ARI SHAPIRO, HOST:
We have a new clue in a nearly century-old unsolved mystery. In 1921, a white mob burned down Tulsa, Okla., African American section after a black teen apparently stepped on the foot of a white teen in an elevator. More than a thousand homes, churches and businesses were destroyed, but no one has been able to say how many people were killed or where they were buried. A new discovery could change that, as NPR's Wade Goodwyn reports from Tulsa.
WADE GOODWYN, BYLINE: On the northern bank of the Arkansas River, where the old Santa Fe railroad bridge crosses the water, a homeless campsite squats along the sandy riverbank.
SCOTT ELLSWORTH: See that railroad trestle right there? There've been stories over the years that bodies were dropped off of it into the Arkansas River. We don't think that happened. We think that they dropped them onto a sandbar that we know was there.

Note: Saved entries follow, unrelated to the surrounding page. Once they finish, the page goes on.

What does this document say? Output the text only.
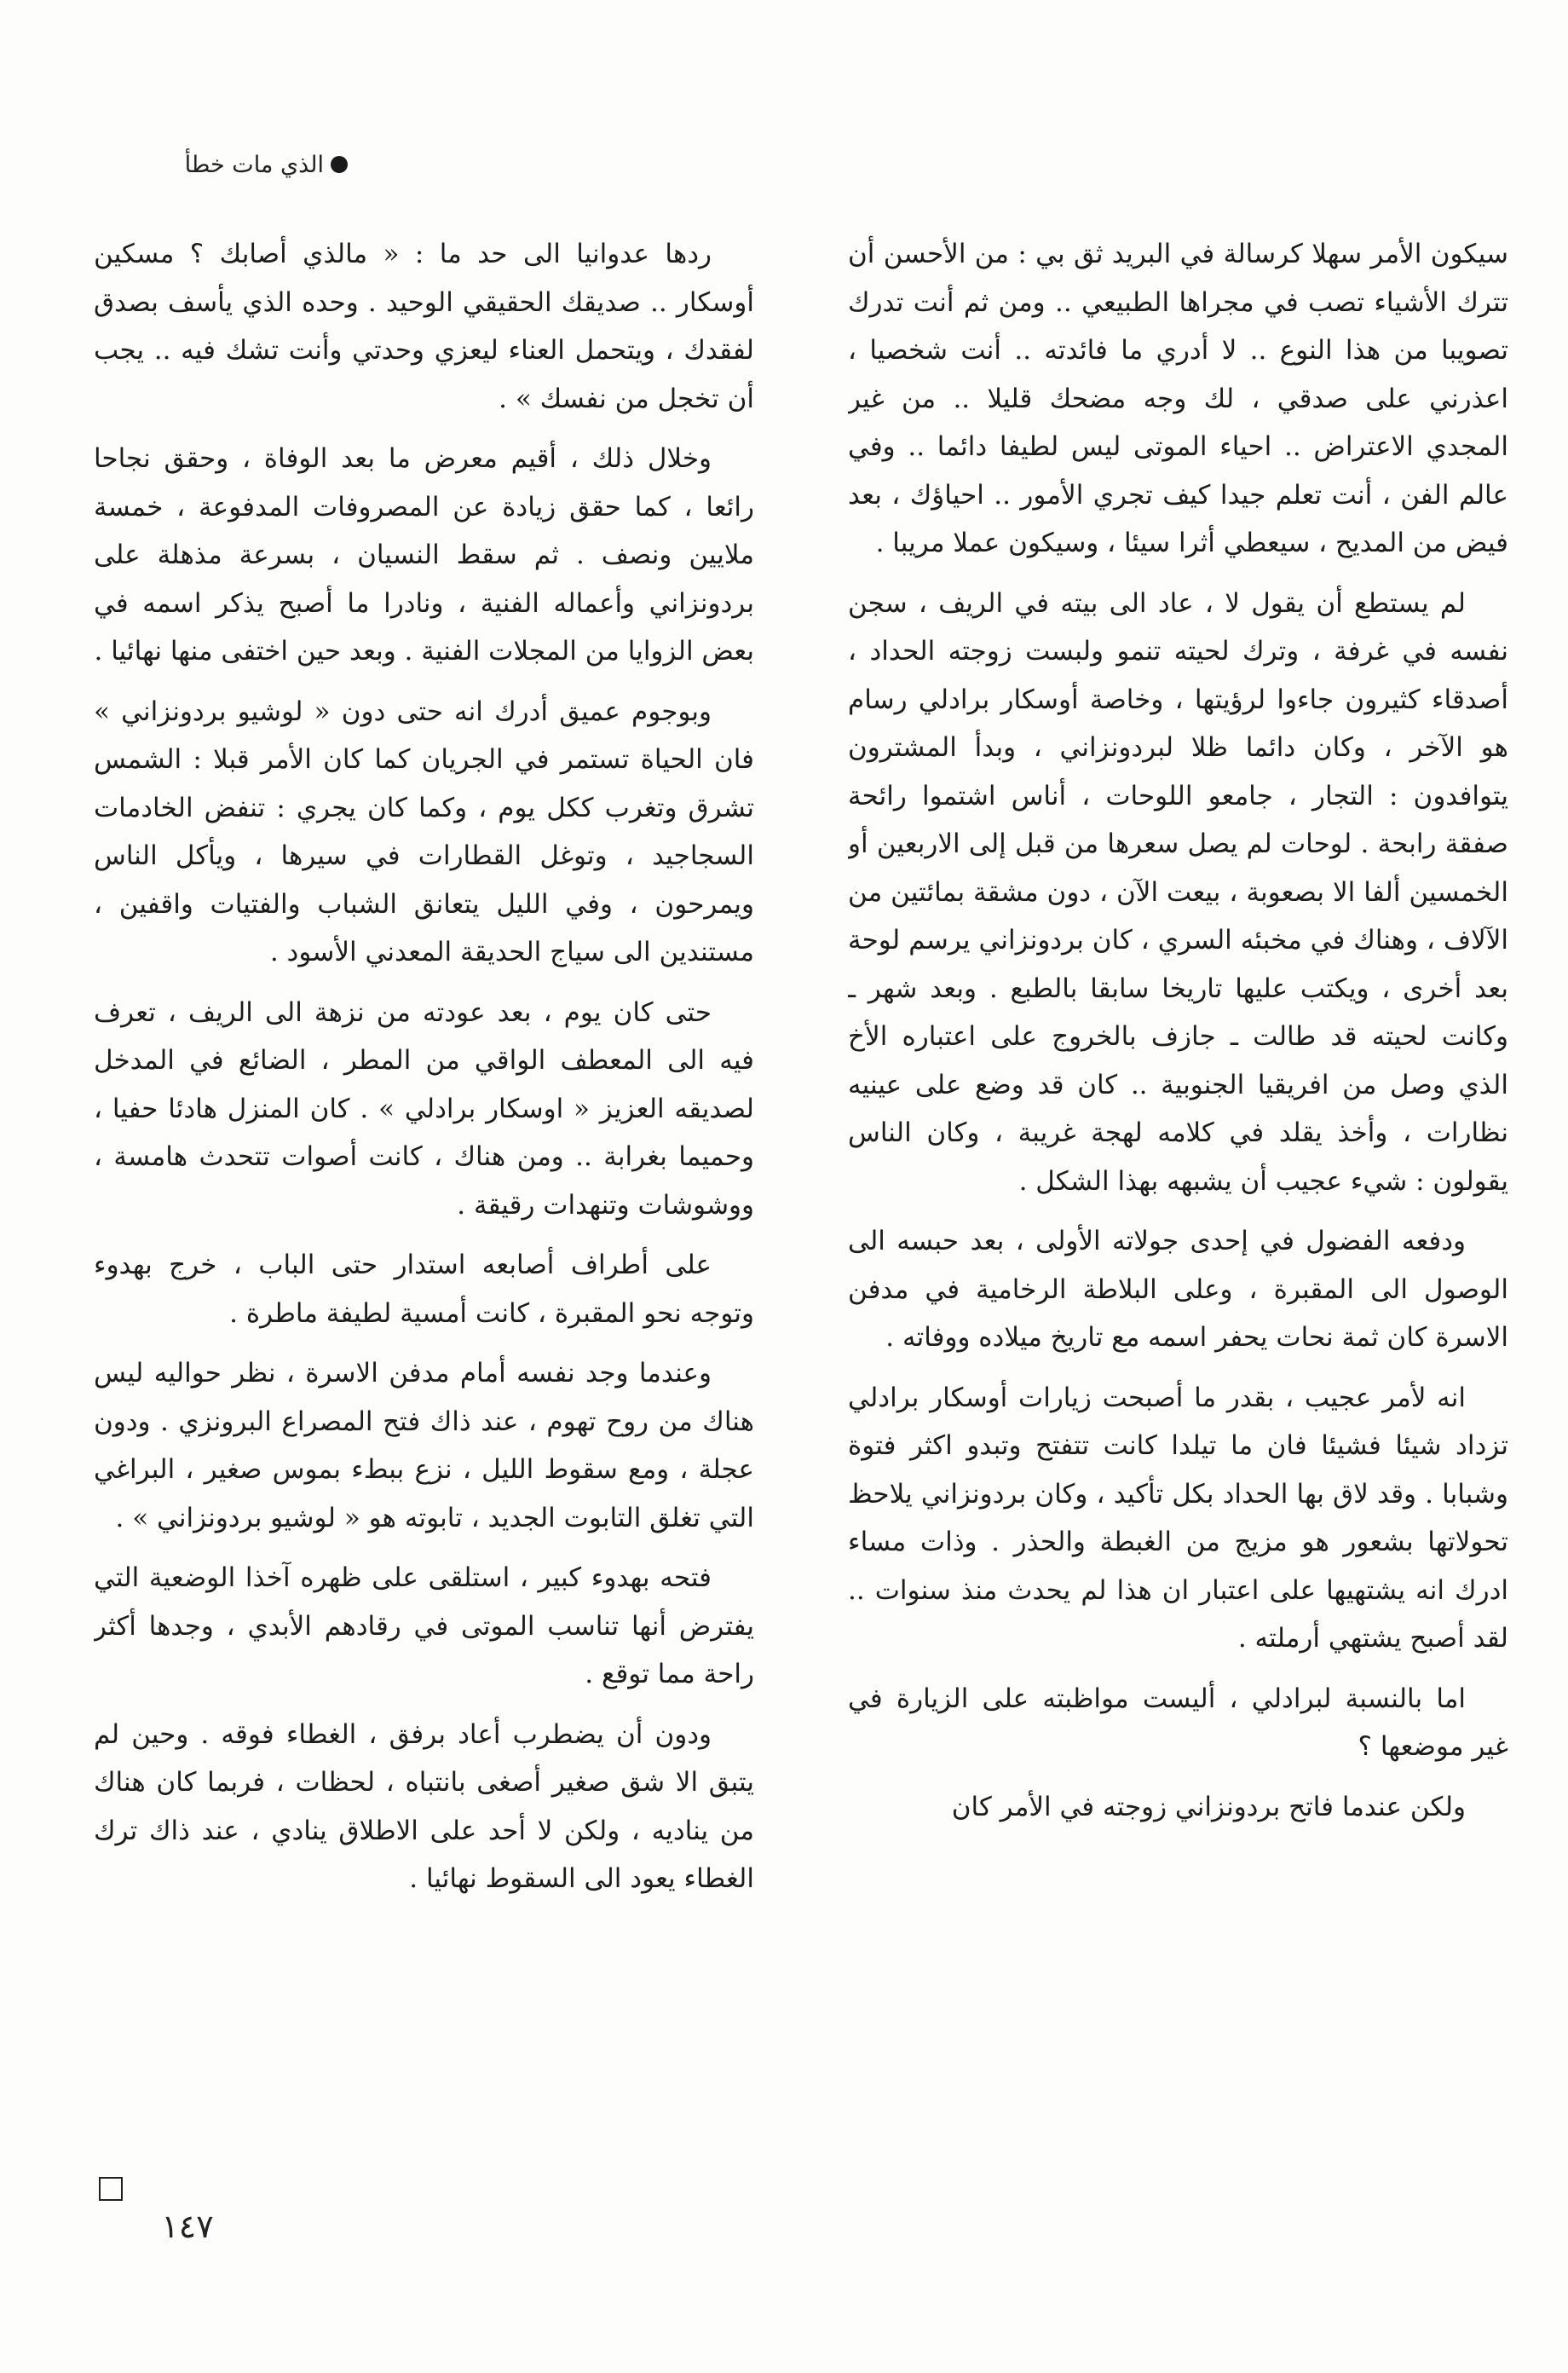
الذي مات خطأ

سيكون الأمر سهلا كرسالة في البريد ثق بي : من الأحسن أن تترك الأشياء تصب في مجراها الطبيعي .. ومن ثم أنت تدرك تصويبا من هذا النوع .. لا أدري ما فائدته .. أنت شخصيا ، اعذرني على صدقي ، لك وجه مضحك قليلا .. من غير المجدي الاعتراض .. احياء الموتى ليس لطيفا دائما .. وفي عالم الفن ، أنت تعلم جيدا كيف تجري الأمور .. احياؤك ، بعد فيض من المديح ، سيعطي أثرا سيئا ، وسيكون عملا مريبا .

لم يستطع أن يقول لا ، عاد الى بيته في الريف ، سجن نفسه في غرفة ، وترك لحيته تنمو ولبست زوجته الحداد ، أصدقاء كثيرون جاءوا لرؤيتها ، وخاصة أوسكار برادلي رسام هو الآخر ، وكان دائما ظلا لبردونزاني ، وبدأ المشترون يتوافدون : التجار ، جامعو اللوحات ، أناس اشتموا رائحة صفقة رابحة . لوحات لم يصل سعرها من قبل إلى الاربعين أو الخمسين ألفا الا بصعوبة ، بيعت الآن ، دون مشقة بمائتين من الآلاف ، وهناك في مخبئه السري ، كان بردونزاني يرسم لوحة بعد أخرى ، ويكتب عليها تاريخا سابقا بالطبع . وبعد شهر ـ وكانت لحيته قد طالت ـ جازف بالخروج على اعتباره الأخ الذي وصل من افريقيا الجنوبية .. كان قد وضع على عينيه نظارات ، وأخذ يقلد في كلامه لهجة غريبة ، وكان الناس يقولون : شيء عجيب أن يشبهه بهذا الشكل .

ودفعه الفضول في إحدى جولاته الأولى ، بعد حبسه الى الوصول الى المقبرة ، وعلى البلاطة الرخامية في مدفن الاسرة كان ثمة نحات يحفر اسمه مع تاريخ ميلاده ووفاته .

انه لأمر عجيب ، بقدر ما أصبحت زيارات أوسكار برادلي تزداد شيئا فشيئا فان ما تيلدا كانت تتفتح وتبدو اكثر فتوة وشبابا . وقد لاق بها الحداد بكل تأكيد ، وكان بردونزاني يلاحظ تحولاتها بشعور هو مزيج من الغبطة والحذر . وذات مساء ادرك انه يشتهيها على اعتبار ان هذا لم يحدث منذ سنوات .. لقد أصبح يشتهي أرملته .

اما بالنسبة لبرادلي ، أليست مواظبته على الزيارة في غير موضعها ؟

ولكن عندما فاتح بردونزاني زوجته في الأمر كان

ردها عدوانيا الى حد ما : « مالذي أصابك ؟ مسكين أوسكار .. صديقك الحقيقي الوحيد . وحده الذي يأسف بصدق لفقدك ، ويتحمل العناء ليعزي وحدتي وأنت تشك فيه .. يجب أن تخجل من نفسك » .

وخلال ذلك ، أقيم معرض ما بعد الوفاة ، وحقق نجاحا رائعا ، كما حقق زيادة عن المصروفات المدفوعة ، خمسة ملايين ونصف . ثم سقط النسيان ، بسرعة مذهلة على بردونزاني وأعماله الفنية ، ونادرا ما أصبح يذكر اسمه في بعض الزوايا من المجلات الفنية . وبعد حين اختفى منها نهائيا .

وبوجوم عميق أدرك انه حتى دون « لوشيو بردونزاني » فان الحياة تستمر في الجريان كما كان الأمر قبلا : الشمس تشرق وتغرب ككل يوم ، وكما كان يجري : تنفض الخادمات السجاجيد ، وتوغل القطارات في سيرها ، ويأكل الناس ويمرحون ، وفي الليل يتعانق الشباب والفتيات واقفين ، مستندين الى سياج الحديقة المعدني الأسود .

حتى كان يوم ، بعد عودته من نزهة الى الريف ، تعرف فيه الى المعطف الواقي من المطر ، الضائع في المدخل لصديقه العزيز « اوسكار برادلي » . كان المنزل هادئا حفيا ، وحميما بغرابة .. ومن هناك ، كانت أصوات تتحدث هامسة ، ووشوشات وتنهدات رقيقة .

على أطراف أصابعه استدار حتى الباب ، خرج بهدوء وتوجه نحو المقبرة ، كانت أمسية لطيفة ماطرة .

وعندما وجد نفسه أمام مدفن الاسرة ، نظر حواليه ليس هناك من روح تهوم ، عند ذاك فتح المصراع البرونزي . ودون عجلة ، ومع سقوط الليل ، نزع ببطء بموس صغير ، البراغي التي تغلق التابوت الجديد ، تابوته هو « لوشيو بردونزاني » .

فتحه بهدوء كبير ، استلقى على ظهره آخذا الوضعية التي يفترض أنها تناسب الموتى في رقادهم الأبدي ، وجدها أكثر راحة مما توقع .

ودون أن يضطرب أعاد برفق ، الغطاء فوقه . وحين لم يتبق الا شق صغير أصغى بانتباه ، لحظات ، فربما كان هناك من يناديه ، ولكن لا أحد على الاطلاق ينادي ، عند ذاك ترك الغطاء يعود الى السقوط نهائيا .

١٤٧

GOODWYN: On the riverbank area known as The Canes, Scott Ellsworth stands on what may be sacred ground - or maybe not. Ellsworth is the author of "Death In A Promised Land," perhaps the definitive account of the 1921 Tulsa Race Massacre. Ellsworth says nobody knows how many died. Estimates run as high as 300. Afterward, the white authorities cordoned off the town and confined the surviving black residents at gunpoint. They were hiding a horrific sight - African American mothers, fathers, children, grandparents lying in the streets, some draped over wooden fences that fronted the ashes of what had been their homes and businesses. Ellsworth believes some of the dead were loaded onto rail cars and dropped onto a large sandbar in the Arkansas riverbed.
ELLSWORTH: The authorities didn't know how to get rid of these bodies. They were laid out there for a couple days. It's summertime in Tulsa. We think what happened is that they brought in a steam shovel and dug two trenches here and then brought the bodies up from the sandbar and buried them here and covered them up and didn't tell anyone about it.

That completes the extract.